Tagesecho Die fremde Heimat
Wie es ist in der Fremde leben zu müssen, darüber haben Emigranten und Exilanten aller Nationalitäten und Epochen immer wieder Zeugnis abgelegt. Aber was es bedeutet, wenn man in der eigenen Heimat ein Fremder ist, ohne je den eigenen Geburtsort verlassen zu haben, darüber kann Gerd Krause viel erzählen. Christian E. Rühmkorf hat ihn zu Hause besucht.
Gerd Krause (Foto: Autor)
Die Heimat, von der Gerd Krause spricht, liegt heute im Norden der
Tschechischen Republik, am Rande des Isergebirges. Es ist das Dorf Bily
potok/Weißbach bei Hejnice/Haindorf im ehemaligen Sudetengebiet. Geboren
1953 hat Gerd Krause von Flucht und Vertreibung nur aus Erzählungen
gehört. Dass er selbst in der Tschechoslowakei geboren wurde und nicht in
Deutschland, verdankt er dem Beruf seines Vaters: Fachkräfte wie Schlosser
und Elektriker mussten nach dem Krieg im Land bleiben und durften - falls
sie noch wollten - erst Jahre später nach Deutschland übersiedeln, wie
Gerd Krause berichtet:
"Na ja, mein Vater hat sich dann irgendwie eingelebt. Es war für ihn hart. Er hat sehr of t- wie man sagt - die Zähne zusammenbeißen müssen, aber irgendwie wollte er nicht die Heimat verlassen, obwohl er dann konnte. Er ist hier in den Bergen geblieben."

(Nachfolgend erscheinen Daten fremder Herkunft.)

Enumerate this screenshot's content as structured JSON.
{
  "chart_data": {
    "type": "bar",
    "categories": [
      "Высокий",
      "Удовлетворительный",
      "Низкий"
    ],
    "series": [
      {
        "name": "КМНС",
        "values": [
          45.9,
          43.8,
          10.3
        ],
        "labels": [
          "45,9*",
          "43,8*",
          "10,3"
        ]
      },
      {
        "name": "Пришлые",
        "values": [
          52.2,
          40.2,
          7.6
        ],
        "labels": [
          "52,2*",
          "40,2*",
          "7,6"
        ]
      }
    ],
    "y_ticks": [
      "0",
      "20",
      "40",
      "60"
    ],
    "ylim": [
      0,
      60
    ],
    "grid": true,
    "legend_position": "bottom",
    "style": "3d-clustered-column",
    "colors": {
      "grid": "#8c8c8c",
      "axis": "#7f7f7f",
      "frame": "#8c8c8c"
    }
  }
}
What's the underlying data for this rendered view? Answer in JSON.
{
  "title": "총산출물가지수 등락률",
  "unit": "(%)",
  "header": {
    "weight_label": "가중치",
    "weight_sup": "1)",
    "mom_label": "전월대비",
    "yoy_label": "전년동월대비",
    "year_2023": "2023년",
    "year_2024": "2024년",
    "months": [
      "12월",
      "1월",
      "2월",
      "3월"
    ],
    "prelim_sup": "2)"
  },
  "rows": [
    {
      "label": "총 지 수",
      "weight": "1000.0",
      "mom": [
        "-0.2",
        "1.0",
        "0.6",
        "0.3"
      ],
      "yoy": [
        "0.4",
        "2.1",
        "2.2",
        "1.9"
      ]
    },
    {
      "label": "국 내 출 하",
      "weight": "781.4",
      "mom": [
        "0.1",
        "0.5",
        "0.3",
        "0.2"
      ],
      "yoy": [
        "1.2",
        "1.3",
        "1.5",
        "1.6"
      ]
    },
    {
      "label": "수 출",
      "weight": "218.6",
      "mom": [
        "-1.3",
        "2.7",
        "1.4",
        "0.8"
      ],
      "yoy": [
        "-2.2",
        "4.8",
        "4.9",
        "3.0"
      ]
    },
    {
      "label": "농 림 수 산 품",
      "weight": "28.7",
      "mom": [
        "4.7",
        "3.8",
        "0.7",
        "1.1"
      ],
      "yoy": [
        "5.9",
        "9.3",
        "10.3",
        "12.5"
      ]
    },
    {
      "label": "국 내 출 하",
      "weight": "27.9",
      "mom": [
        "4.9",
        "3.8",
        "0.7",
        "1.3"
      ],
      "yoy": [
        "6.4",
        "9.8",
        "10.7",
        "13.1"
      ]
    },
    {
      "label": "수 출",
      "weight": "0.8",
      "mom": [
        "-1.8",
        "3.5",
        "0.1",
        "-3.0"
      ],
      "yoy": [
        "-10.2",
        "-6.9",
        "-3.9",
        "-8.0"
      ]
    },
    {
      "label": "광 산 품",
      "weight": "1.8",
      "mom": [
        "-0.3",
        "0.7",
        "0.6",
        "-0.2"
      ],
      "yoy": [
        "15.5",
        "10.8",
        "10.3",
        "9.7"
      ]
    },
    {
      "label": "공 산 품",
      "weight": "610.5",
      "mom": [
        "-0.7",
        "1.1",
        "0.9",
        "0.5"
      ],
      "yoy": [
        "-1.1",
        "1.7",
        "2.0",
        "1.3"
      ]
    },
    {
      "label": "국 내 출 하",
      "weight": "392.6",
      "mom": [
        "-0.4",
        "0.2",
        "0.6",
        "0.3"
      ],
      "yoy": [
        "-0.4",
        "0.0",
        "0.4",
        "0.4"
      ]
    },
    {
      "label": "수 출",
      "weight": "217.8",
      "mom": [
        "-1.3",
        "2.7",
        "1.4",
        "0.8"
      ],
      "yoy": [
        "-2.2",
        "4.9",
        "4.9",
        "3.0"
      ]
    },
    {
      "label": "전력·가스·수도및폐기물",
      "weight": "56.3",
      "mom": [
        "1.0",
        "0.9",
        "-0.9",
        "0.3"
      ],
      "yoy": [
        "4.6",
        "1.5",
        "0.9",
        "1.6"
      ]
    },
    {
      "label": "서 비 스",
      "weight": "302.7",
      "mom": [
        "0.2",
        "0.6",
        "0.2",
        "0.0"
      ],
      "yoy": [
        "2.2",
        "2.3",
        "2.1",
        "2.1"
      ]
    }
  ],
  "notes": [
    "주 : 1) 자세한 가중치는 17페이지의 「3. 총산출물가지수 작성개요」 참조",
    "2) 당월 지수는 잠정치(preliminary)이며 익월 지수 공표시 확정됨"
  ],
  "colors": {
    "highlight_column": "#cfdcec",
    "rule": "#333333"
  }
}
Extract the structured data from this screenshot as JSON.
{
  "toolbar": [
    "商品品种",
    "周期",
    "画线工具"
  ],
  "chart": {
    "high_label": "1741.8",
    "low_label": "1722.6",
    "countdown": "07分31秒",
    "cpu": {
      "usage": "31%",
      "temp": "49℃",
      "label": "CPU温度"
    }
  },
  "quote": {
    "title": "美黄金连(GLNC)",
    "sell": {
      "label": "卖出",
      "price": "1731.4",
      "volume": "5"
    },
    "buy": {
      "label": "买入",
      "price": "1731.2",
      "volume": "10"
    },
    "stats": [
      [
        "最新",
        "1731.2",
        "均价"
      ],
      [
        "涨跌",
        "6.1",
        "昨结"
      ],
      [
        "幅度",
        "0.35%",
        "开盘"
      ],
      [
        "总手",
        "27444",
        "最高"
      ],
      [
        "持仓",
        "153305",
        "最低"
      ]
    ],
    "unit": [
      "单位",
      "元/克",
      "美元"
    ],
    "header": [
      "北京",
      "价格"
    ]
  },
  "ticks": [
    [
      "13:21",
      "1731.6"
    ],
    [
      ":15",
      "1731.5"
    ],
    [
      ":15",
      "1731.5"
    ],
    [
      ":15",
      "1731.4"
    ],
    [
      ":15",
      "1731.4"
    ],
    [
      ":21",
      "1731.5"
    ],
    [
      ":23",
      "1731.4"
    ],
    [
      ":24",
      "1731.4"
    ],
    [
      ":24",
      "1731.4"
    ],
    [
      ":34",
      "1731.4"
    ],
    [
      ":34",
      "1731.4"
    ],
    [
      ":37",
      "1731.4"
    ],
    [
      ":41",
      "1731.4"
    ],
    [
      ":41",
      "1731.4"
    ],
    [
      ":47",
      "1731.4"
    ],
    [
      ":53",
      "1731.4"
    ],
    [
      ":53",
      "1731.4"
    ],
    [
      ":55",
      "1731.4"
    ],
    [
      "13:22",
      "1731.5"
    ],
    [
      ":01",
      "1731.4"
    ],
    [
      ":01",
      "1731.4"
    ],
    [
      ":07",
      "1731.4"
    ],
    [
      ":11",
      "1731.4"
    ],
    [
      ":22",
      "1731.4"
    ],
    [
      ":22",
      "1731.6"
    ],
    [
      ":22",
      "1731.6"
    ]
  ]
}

Der junge Gerd war Deutscher, fühlte sich als Deutscher und war doch zugleich Tschechoslowake. Die Spannungen, die daraus erwuchsen, waren immer präsent. Er spürte sie auch in der eigenen Familie.
Haindorf / Hejnice
"Mein Vater konnte sehr schlecht tschechisch, fast gar nichts. Meine
Mutter wiederum konnte beide Sprachen perfekt, also war das nicht so
schlimm. Wenn der Vater zur Arbeit war, wenn wir nur mit der Mutter zu
Hause waren, konnten wir mit ihr tschechisch sprechen. Sofern der Vater zu
Hause war, mussten wir alle umschalten. Unser Vater war Preuße!"
Eingeschult wurde Gerd Krause im Jahre 1960. Er musste also so Tschechisch sprechen, dass er in der Schule folgen konnte. Sich in die tschechische Klassengemeinschaft einzufügen, war ebenso mit Problemen verbunden. Vor allem dann, wenn im Geschichtsunterricht die Zeit des Nationalsozialismus und der Okkupation besprochen wurde.
Gerd Krause (Foto: Autor)
"Man ist halt hier aufgewachsen, man hat sich mit den Tschechen
angelegt, man hat Freunde gehabt. Aber Nachteile gab es schon: Wenn zum
Beispiel in der Klasse über den Krieg und diese Sachen gesprochen wurde,
dann habe ich das immer als Deutscher zu spüren bekommen; auch von der
Lehrerin, auch wenn das nicht gerecht von ihr war, aber dennoch, auch die
Lehrerin hat das manchmal gezeigt."
Wäre es unter diesen Umständen nicht leichter gewesen für Gerd Krause die deutsche Identität aufzugeben und einfach Tscheche zu werden?
"Es wurde mir schon damals in der siebten, achten Klasse empfohlen
oder in der neunten Klasse, als wir 15 waren und den Personalausweis
kriegten, dass ich das alles auf Tschechisch umändern sollte. Das wollte
ich natürlich nicht. Das gab wieder Nachteile."